Friday, May 14, 2004

More on Open Source; A Little History

A LITTLE HISTORY: THE FIRST TEST OF GNU GPL

There was hope that the enforceability of GNU GPL would be fully tested by MySQL v. Progress Software (United States District Court; District of Massachusetts (Boston); CIVIL DOCKET FOR CASE #: 1:01-cv-11031-PBS). The court did find “the GNU GPL to be an enforceable and binding license” but did not grant MySQL a preliminary injunction on its copyright claim. [The parties ultimately settled their suit out of court].

Open Source Licenses. There are three major license regimes at work in the open source movement: Apache and the BSD; GNU General Public License (GPL) and the GNU Lesser General Public License (LGPL). The full GPL license terms can be found at http://www.gnu.org/licenses/licenses.html#GPL. Click here for info on other regimes.

GPL. The GPL, at work in the SCO v. IBM case requires

(i) NO restrictions on execution (use);

(ii) The FREE redistribution of the source code of any product that falls within its terms;

(iii) no fee (although you can charge for selling a CD with the code on it);

(iv) Licensor of source code must give license to any related patents, and a disclaimer of warranty and limitation of liabilities is required; and

(v) Attribution that the code is subject to the GNU GPL.


GPL vs. LGPL. The GPL does not permit incorporating your program into proprietary programs. If your code is a subroutine library, you may consider it more useful to permit linking proprietary applications with the library. If this is what you want to do, use the GNU Lesser General Public License instead of using the GPL.


LGPL applies to certain specially designated software packages--typically libraries--of the Free Software Foundation and other authors who decide to use it. As stated in the preamble to the LGPL, for example, on rare occasions, there may be a special need to encourage the widest possible use of a certain library, so that it becomes a de-facto standard. To achieve this, non-free programs must be allowed to use the library. A more frequent case is that a free library does the same job as widely used non-free libraries. In this case, there is little to gain by limiting the free library to free software only, so we use the Lesser General Public License. In other cases, permission to use a particular library in non-free programs enables a greater number of people to use a large body of free software. For example, permission to use the GNU C Library in non-free programs enables many more people to use the whole GNU operating system, as well as its variant, the GNU/Linux operating system.

Linking to libraries.
When a program is linked with a library, whether statically or using a shared library, the combination of the two, is legally speaking, a combined work, a derivative of the original library. The ordinary GPL therefore permits such linking only if the entire combination fits its criteria of freedom. The Lesser General Public License permits more lax criteria for linking other code with the library.


KEY TAKE AWAYS OF GPL
(1) Is your code a "Program" under GPL?

If it is a Program, and you release your Program to the public (ala software license or software product), you must release the source code of your Program. That means you must release the source code and although you can sell the code for a price, your business model has sifted significantly from Microsoft-type (low marginal cost/no competitors) to Novell’s Linux (low cost/low revenues/many competitors).

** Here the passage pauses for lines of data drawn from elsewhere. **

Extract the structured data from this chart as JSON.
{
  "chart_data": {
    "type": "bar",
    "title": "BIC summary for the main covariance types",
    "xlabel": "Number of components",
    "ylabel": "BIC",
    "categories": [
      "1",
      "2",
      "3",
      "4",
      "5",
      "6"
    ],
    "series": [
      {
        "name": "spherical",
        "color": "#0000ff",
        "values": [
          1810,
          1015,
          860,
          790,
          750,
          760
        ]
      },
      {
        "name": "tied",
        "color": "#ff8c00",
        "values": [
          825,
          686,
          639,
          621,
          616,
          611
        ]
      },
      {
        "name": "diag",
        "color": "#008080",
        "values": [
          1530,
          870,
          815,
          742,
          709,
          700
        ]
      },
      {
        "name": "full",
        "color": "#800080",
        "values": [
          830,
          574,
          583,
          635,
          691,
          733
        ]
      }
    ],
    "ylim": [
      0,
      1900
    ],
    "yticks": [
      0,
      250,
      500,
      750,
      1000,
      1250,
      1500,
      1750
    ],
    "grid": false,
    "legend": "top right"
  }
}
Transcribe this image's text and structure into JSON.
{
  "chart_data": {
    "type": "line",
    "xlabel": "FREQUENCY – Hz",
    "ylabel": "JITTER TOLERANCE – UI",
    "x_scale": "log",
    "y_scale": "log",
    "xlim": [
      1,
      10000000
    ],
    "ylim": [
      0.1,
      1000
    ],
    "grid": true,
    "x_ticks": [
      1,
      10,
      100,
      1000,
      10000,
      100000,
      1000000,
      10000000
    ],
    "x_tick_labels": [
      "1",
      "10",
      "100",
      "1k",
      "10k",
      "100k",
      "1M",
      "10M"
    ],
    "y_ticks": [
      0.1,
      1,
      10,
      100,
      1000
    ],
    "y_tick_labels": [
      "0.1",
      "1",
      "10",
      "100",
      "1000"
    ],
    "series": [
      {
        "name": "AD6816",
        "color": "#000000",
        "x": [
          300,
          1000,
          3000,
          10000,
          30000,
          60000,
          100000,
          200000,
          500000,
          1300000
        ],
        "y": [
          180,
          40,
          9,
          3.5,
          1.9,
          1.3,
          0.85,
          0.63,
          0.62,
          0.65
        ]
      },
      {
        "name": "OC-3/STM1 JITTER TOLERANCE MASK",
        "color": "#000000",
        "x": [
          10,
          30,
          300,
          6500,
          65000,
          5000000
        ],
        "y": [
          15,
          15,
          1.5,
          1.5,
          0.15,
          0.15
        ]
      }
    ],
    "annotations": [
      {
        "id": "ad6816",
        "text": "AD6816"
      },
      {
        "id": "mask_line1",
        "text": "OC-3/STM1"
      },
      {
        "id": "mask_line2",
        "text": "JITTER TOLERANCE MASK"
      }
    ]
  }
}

Your code is a Program and subject to the GPL if:
(1) It is a copy of GPL code; OR
(2) A"work based on the Program," meaning either the Program or any derivative work under copyright law: that is to say, it is a work containing the Program or a portion of it, either verbatim or with modifications and/or translated into another language.


You MUST release your modified GPL code under the GNU GPL terms ONLY if you release it to the public.

So, if you keep your modified code to your self, you can use it privately. For example, many companies offer services that run off a modified version. Running the service and not releasing the code as a product allows the service company to maintain certain rights in their modifications.


(1) Two Separate programs (little p program) = GPL not required for your code.


Mere aggregation vs. combining two modules in one program.


Mere aggregation ok. If you merely put your code side by side on the same CD-ROM or hard disk with GPL code you have copied, your code is not then subject to the GPL (and you do not have to provide the source code for release). If the two sets of code are separate programs and not parts of a single program, the mere aggregation has no effect on the other program.


Pipes, pipes, sockets and command-line arguments. If used for communication between two separate programs the mere aggregation (placing your code next to GPL code) does not make your code GPL. BUT, if the semantics of the communication show an exchange of complex internal data structures, one could argue the two parts are combined into a larger program (meaning that the whole thing is GPL).


(2) Two Programs in ONE = GPL required:
one bad apple spoils a whole bunch of code.

Combing two modules maybe not be ok. If your code is connected together with some GPL covered code so that they form a single larger program, then the whole combination must also be released under the GPL. And, to use their words, if you can't, or won't, do that, you may not combine them.

Combing two parts depends on the mechanism of communication (exec, pipes, rpc, function calls within a shared address space, etc.) and the semantics of the communication (what kinds of information are interchanged).

For example,
Same executable = definitely combined in one program.


Modules designed to run linked = almost surely means combining them into one program (e.g., bad).